Joe Cirincione, director for nuclear policy at the liberal Center for American Progress, however, noted that "neither coercion alone nor incentives alone are capable of decisively influencing Iran's behavior."
"Rather, the United States must simultaneously contain and engage Iran," he said in a recent policy paper.
"Such a strategy would strengthen the hand of those within Iran's ruling political establishment who believe that the current mutually destructive collision course with the United States is not in Iran's interest and weaken those who actively promote such a clash," Cirincione added.
"The strategy aims to convince the Iranian people that the foreign policy decisions of their government are wrong and that their government is to blame for Iran's economic problems," he said.
"It would marshal the sustained support of allies to maximize the chances that the United States achieves its objectives through negotiation while laying the groundwork for a long-term strategy of containment should the negotiations break down," Cirincione said.
"I think there shouldn't be too many changes," countered Bernard Finel, a senior fellow at the liberal American Security Project.
"We still have to be concerned about Iran's uranium enrichment activities and their failure to comply fully with requirements under the IAEA (International Atomic Energy Agency), but I think that what [the NIE] does do is it lets us know that we don't have to rush into anything," he said.
Finel told Cybercast News Service that, in particular, the U.S. doesn't have to rush to use military force because "our policies are perhaps working.
"The approach of sanctions, of bringing the international community together and trying to put pressure on Iran to comply with expectations - all of these things seem to be working and we don't have to make any dramatic or drastic changes," he said.
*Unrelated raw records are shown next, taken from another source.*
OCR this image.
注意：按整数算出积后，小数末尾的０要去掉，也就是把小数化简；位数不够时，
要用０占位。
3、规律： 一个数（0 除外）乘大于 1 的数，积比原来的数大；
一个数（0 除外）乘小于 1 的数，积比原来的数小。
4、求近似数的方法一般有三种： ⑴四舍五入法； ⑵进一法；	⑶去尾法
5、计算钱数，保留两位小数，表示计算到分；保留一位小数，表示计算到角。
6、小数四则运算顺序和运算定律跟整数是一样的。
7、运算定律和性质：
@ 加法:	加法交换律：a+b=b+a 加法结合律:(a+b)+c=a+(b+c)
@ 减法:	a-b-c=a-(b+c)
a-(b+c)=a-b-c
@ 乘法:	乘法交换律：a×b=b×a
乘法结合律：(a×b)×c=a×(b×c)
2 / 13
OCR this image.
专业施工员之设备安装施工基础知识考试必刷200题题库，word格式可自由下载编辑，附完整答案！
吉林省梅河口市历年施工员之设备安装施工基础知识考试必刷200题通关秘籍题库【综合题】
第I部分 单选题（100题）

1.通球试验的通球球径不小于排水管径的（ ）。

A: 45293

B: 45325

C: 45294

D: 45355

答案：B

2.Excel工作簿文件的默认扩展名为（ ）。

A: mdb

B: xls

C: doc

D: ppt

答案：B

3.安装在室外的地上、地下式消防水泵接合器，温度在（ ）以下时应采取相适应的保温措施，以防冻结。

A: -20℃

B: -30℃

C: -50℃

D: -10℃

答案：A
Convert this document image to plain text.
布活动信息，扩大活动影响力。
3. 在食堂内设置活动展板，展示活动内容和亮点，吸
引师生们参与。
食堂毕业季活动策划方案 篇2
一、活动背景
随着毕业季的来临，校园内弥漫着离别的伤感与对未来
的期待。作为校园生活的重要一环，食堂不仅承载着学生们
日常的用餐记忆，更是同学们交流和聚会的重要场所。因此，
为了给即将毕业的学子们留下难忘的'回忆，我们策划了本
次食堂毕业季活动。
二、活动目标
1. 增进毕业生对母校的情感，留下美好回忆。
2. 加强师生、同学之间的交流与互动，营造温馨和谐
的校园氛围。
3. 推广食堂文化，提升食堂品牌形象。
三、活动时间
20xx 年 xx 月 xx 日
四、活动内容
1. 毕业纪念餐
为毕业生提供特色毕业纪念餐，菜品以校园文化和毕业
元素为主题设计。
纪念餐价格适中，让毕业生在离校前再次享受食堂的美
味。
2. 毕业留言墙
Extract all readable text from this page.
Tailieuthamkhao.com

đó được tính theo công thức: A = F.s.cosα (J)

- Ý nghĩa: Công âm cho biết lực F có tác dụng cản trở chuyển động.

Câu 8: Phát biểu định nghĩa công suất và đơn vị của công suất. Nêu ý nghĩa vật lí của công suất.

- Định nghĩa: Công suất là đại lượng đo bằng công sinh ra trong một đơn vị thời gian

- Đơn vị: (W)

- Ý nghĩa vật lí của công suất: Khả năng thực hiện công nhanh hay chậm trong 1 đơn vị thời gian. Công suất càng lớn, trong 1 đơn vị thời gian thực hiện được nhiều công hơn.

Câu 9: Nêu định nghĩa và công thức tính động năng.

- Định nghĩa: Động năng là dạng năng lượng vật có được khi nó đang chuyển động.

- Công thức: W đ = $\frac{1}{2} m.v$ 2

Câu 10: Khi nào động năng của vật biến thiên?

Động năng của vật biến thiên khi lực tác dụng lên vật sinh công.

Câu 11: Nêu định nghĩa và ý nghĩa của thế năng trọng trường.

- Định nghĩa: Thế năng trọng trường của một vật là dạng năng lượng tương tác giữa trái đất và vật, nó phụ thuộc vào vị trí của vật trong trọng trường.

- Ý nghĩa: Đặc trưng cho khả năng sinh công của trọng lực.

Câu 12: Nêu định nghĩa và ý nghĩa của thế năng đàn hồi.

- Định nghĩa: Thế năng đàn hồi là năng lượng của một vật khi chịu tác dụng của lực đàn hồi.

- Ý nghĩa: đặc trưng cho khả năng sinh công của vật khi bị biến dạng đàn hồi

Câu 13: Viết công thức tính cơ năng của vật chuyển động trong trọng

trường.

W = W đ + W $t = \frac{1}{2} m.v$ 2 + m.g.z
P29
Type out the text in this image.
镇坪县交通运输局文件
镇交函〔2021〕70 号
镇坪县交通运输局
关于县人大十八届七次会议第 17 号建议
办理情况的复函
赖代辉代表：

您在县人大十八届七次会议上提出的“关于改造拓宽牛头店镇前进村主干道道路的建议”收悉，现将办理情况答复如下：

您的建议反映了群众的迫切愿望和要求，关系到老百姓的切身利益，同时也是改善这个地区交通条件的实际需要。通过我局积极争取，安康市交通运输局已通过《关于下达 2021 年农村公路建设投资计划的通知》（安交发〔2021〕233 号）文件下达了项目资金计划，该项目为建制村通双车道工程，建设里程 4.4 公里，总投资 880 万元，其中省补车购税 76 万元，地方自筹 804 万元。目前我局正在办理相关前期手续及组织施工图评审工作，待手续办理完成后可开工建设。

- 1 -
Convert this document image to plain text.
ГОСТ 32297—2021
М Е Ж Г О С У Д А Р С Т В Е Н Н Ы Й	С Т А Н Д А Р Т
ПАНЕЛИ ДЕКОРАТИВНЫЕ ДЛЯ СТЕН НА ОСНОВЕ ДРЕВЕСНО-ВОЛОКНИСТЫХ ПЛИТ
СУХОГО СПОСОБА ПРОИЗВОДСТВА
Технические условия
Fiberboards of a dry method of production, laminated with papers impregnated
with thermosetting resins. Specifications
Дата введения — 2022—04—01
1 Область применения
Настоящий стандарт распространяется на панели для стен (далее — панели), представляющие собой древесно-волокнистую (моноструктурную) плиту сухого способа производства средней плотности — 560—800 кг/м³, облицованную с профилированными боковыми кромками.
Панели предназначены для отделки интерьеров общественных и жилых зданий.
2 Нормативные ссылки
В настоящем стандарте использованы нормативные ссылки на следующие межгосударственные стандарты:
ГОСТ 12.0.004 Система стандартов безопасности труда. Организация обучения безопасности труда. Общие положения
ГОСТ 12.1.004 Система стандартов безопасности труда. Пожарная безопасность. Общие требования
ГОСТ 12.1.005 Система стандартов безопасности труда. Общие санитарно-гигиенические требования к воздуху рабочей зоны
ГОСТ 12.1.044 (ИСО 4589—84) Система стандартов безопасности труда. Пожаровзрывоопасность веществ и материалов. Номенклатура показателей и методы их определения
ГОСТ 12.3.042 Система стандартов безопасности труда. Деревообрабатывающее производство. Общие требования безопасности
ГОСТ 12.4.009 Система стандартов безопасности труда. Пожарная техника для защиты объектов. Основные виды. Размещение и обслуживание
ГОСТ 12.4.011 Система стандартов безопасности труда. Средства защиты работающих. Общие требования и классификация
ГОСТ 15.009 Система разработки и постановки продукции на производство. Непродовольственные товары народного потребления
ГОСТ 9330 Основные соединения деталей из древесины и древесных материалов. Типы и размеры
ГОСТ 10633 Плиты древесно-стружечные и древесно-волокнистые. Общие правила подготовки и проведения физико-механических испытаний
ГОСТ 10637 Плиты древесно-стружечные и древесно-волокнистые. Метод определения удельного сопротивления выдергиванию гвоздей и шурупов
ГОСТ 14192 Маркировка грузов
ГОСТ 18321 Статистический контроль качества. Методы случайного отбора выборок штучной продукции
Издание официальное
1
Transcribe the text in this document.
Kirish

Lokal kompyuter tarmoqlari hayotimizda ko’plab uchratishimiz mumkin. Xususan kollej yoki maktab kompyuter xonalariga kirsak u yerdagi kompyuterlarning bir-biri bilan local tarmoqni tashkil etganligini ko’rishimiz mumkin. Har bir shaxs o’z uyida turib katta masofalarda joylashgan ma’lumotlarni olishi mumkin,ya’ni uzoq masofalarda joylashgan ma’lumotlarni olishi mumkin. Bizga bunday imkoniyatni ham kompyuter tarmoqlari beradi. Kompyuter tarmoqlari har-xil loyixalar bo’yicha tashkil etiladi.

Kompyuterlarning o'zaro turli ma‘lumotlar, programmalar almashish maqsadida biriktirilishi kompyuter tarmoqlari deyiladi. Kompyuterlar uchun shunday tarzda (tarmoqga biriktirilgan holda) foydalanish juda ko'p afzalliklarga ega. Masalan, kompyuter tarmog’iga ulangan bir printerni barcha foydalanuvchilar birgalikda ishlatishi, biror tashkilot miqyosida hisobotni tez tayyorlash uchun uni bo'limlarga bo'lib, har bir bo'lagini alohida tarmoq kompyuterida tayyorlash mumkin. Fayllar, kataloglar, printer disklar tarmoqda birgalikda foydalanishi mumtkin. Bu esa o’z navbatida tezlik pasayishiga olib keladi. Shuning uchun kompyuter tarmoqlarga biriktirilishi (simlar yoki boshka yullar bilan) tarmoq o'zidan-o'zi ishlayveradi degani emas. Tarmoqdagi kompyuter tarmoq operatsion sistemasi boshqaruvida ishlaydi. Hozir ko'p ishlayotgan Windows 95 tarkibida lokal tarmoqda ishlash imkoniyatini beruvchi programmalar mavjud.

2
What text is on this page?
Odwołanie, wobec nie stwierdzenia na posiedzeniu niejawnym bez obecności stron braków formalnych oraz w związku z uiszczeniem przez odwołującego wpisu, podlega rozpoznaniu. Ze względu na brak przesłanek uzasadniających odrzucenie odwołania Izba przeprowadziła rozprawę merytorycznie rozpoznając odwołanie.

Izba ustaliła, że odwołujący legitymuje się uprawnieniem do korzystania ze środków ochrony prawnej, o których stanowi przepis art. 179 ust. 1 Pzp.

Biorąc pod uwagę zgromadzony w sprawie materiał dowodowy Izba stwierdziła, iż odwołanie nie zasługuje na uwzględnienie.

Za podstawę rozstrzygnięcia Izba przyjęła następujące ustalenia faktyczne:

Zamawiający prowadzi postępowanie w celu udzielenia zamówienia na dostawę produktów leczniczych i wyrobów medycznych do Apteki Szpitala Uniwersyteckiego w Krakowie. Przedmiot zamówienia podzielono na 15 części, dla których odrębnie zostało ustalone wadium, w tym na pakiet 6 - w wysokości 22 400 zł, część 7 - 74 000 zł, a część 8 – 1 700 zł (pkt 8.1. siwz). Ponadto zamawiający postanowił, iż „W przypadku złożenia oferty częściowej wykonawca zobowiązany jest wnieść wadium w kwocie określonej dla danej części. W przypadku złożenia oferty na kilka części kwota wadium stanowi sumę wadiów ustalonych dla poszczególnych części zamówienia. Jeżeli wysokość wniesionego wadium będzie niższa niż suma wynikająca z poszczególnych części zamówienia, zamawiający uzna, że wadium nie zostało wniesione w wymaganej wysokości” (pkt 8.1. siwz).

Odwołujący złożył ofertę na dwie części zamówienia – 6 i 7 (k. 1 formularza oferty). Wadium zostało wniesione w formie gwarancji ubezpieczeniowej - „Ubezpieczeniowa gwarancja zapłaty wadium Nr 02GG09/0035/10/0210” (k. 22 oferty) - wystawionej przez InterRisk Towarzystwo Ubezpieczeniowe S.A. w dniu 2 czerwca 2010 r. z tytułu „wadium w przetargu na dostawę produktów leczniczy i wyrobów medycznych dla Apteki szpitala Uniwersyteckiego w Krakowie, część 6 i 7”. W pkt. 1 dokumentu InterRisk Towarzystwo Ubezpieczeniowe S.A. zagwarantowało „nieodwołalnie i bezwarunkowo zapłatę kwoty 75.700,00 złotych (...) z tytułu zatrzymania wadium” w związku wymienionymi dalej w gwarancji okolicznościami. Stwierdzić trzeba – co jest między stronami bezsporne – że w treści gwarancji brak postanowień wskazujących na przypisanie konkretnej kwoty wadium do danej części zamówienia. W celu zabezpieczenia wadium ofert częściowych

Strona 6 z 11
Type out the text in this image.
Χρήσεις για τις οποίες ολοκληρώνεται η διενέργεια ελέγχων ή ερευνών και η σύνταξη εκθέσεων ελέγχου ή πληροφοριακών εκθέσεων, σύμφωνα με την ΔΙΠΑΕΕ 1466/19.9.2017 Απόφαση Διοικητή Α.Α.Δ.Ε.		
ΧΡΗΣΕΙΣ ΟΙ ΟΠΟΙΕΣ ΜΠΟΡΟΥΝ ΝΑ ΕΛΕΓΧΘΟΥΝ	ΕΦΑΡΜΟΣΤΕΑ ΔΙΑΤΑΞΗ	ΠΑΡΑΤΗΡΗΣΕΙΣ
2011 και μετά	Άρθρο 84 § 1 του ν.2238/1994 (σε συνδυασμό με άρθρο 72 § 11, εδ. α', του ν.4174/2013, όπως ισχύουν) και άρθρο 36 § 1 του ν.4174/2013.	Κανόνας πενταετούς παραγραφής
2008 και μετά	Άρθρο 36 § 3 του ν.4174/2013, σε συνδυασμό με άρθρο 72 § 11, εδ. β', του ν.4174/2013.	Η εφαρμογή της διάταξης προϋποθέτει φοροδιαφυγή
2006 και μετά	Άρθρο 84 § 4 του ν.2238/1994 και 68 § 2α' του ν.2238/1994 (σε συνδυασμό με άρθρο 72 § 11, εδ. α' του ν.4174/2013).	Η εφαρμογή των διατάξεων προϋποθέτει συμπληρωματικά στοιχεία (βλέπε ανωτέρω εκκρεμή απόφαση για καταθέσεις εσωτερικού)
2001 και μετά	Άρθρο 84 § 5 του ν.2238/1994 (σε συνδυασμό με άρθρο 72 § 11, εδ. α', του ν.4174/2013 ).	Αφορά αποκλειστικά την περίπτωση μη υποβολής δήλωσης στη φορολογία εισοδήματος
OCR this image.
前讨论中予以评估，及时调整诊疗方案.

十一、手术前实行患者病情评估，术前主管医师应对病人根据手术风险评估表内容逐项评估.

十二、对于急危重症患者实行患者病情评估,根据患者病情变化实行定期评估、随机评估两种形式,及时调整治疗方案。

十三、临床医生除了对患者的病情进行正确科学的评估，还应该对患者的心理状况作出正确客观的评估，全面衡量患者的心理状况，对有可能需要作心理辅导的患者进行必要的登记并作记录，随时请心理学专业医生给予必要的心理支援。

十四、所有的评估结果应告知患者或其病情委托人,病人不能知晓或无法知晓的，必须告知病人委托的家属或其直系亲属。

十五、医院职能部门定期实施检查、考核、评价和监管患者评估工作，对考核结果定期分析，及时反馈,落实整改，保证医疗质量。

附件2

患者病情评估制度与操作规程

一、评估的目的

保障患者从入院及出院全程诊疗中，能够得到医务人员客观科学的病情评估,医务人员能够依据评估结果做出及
"We should take advantage of the extra time we seem to have here to make sure we have a strong coalition going forward that has a consensus on what we should do about Iran - presumably, some sort of sanctions policy," Finel added.
But Berman called the NIE a "disaster."
"The NIE is enormously unconstructive," he said. "They were having enough trouble before the NIE convincing countries like Russia and China that they need to be serious, they need to implement sterner measures. After the [release] of the NIE, that task really just becomes impossible."
He Berman it becomes impossible because Moscow and Beijing will not sign on to a policy that even the U.S intelligence community doesn't.
"We need to maintain our policies, meaning serious economic pressure, broad-based economic pressure, diplomatic pressure, but we've taken away the sticks that would enable those things to be successful," he added. "We have less leverage than ever before to force the Iranians to behave. We have less leverage now, because we've shot ourselves in the foot."